Lizard Brain

A friend recommended this podcast (thanks, Arjun!). It’s about outrage and social media and our lizard brains. I’m writing about it because — well — it outraged me.

Here’s the gist: Back in the day, long long ago, before we had social media, people used to interact with each other. We would outrage each other, sure, but because we knew each other, lived next to each other, were even related to each other, we controlled our outrage so we could get along. We kind of channeled the outrage in socially acceptable ways. Outrage was useful, because it helped us keep each other in line, but it wasn’t over-the-top.

Enter social media. Where people don’t necessarily know each other but are drawn to strong emotions, where people let loose in hopes of getting more “likes,” where there are few negative consequences to being outraged — and outrageous.

Where dopamine hits are free and plentiful.

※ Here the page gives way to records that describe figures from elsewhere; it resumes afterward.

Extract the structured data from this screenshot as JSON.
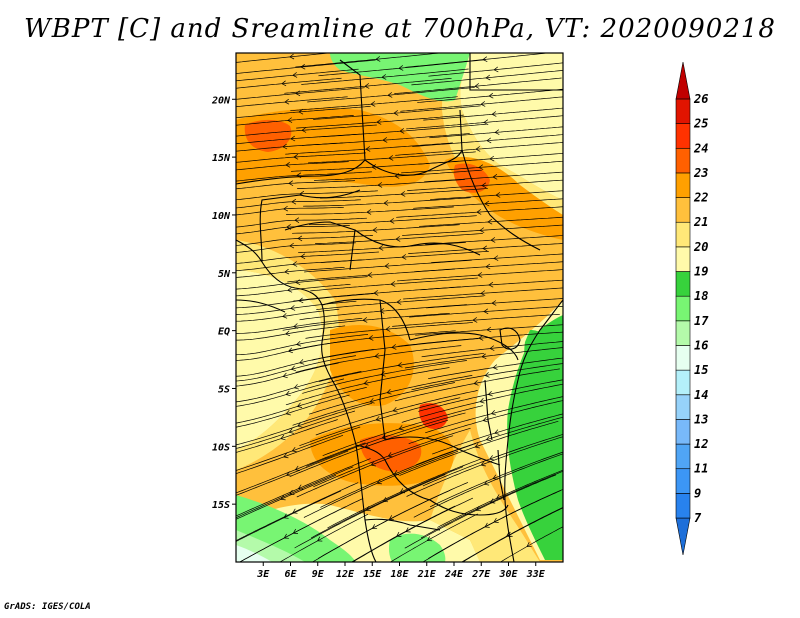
{
  "title": "WBPT [C] and Sreamline at 700hPa, VT: 2020090218",
  "credit": "GrADS: IGES/COLA",
  "map": {
    "lon_range": [
      0,
      36
    ],
    "lat_range": [
      -20,
      24
    ],
    "x_ticks": [
      "3E",
      "6E",
      "9E",
      "12E",
      "15E",
      "18E",
      "21E",
      "24E",
      "27E",
      "30E",
      "33E"
    ],
    "y_ticks": [
      "20N",
      "15N",
      "10N",
      "5N",
      "EQ",
      "5S",
      "10S",
      "15S"
    ],
    "x_tick_values": [
      3,
      6,
      9,
      12,
      15,
      18,
      21,
      24,
      27,
      30,
      33
    ],
    "y_tick_values": [
      20,
      15,
      10,
      5,
      0,
      -5,
      -10,
      -15
    ]
  },
  "colorbar": {
    "labels": [
      "7",
      "9",
      "11",
      "12",
      "13",
      "14",
      "15",
      "16",
      "17",
      "18",
      "19",
      "20",
      "21",
      "22",
      "23",
      "24",
      "25",
      "26"
    ],
    "colors": [
      "#1e6fd9",
      "#2882ee",
      "#3c96f5",
      "#50a5f5",
      "#78b9fa",
      "#96d2fa",
      "#b4f0fa",
      "#e6fff0",
      "#b4faaa",
      "#78f573",
      "#37d23c",
      "#fffaaa",
      "#ffe878",
      "#ffc03c",
      "#ffa000",
      "#ff6000",
      "#ff3200",
      "#e11400",
      "#c00000"
    ]
  },
  "colors": {
    "cool_green": "#37d23c",
    "light_green": "#78f573",
    "pale_yellow": "#fffaaa",
    "yellow": "#ffe878",
    "light_orange": "#ffc03c",
    "orange": "#ffa000",
    "dark_orange": "#ff6000",
    "red_orange": "#ff3200"
  }
}
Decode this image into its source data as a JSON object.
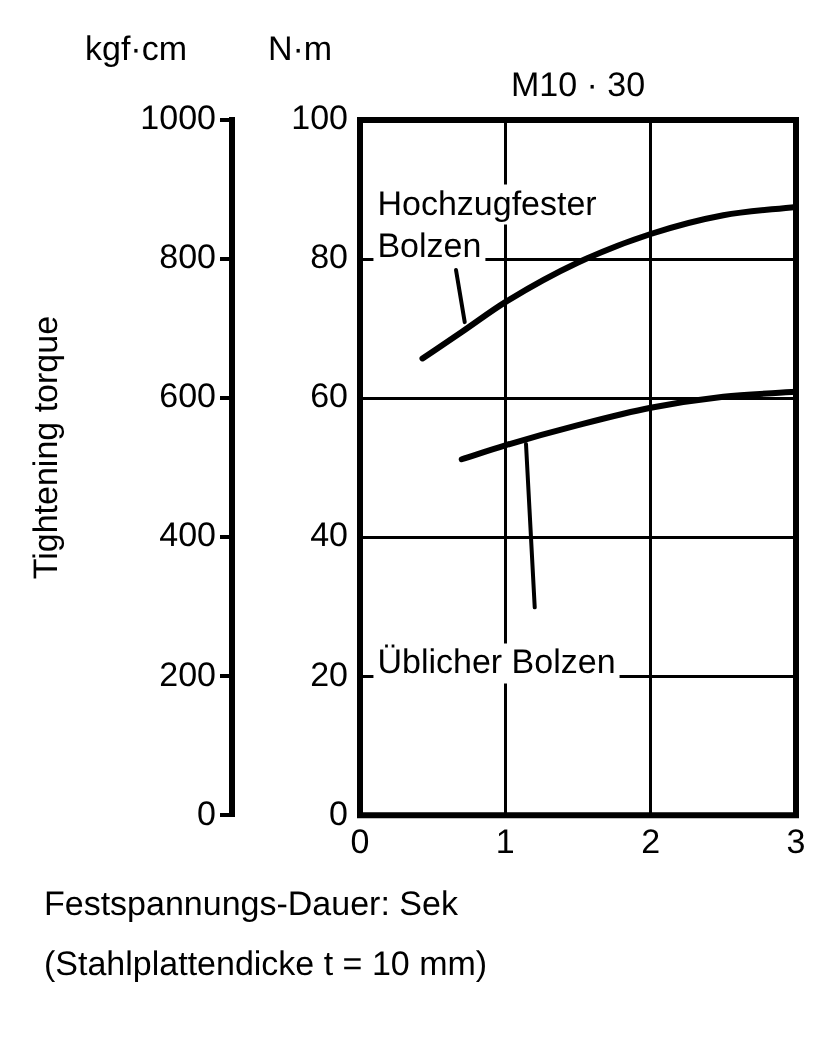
{
  "chart_data": {
    "type": "line",
    "title": "M10 · 30",
    "xlabel": "Festspannungs-Dauer: Sek",
    "ylabel": "N·m",
    "y2label": "kgf·cm",
    "annotations": [
      "Tightening torque",
      "(Stahlplattendicke t = 10 mm)"
    ],
    "x": [
      0.43,
      0.7,
      1,
      1.5,
      2,
      2.5,
      3
    ],
    "series": [
      {
        "name": "Hochzugfester Bolzen",
        "color": "#000000",
        "values": [
          65.7,
          69.5,
          73.8,
          79.5,
          83.6,
          86.3,
          87.5
        ]
      },
      {
        "name": "Üblicher Bolzen",
        "color": "#000000",
        "values": [
          null,
          51.2,
          53.2,
          56.1,
          58.6,
          60.2,
          60.9
        ]
      }
    ],
    "xlim": [
      0,
      3
    ],
    "xticks": [
      0,
      1,
      2,
      3
    ],
    "ylim": [
      0,
      100
    ],
    "yticks": [
      0,
      20,
      40,
      60,
      80,
      100
    ],
    "y2lim": [
      0,
      1000
    ],
    "y2ticks": [
      0,
      200,
      400,
      600,
      800,
      1000
    ],
    "grid": true,
    "legend": false,
    "marker": "none",
    "line_style": "solid"
  }
}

Now our outrage is over-the-top and, because we’re able to enter into positive feedback loops via social media, it just accelerates. Until it dies out. And the next outrage hit sparks the pleasure centers in our lizard brains.

Here’s what outrages me:

The fact that human beings have these magnificent brains (and bodies, and minds, and souls) but for some reason allow their lizard brains to dominate. And here’s another thing that outrages me: The fact that we justify any number of unacceptable behaviors by referring to evolution and our pesky brain stems.

But the human organism is so much richer than that!

What keeps us from choosing self-control? perspective-taking? curiosity? love? compassion? What keeps us from choosing to keep the Nth open?

I genuinely want to know.

This is a blog about teaching, I know. Sorry for going all general, talking about humans and evolution and morality and stuff. But

isn’t teaching about being the best people we can be?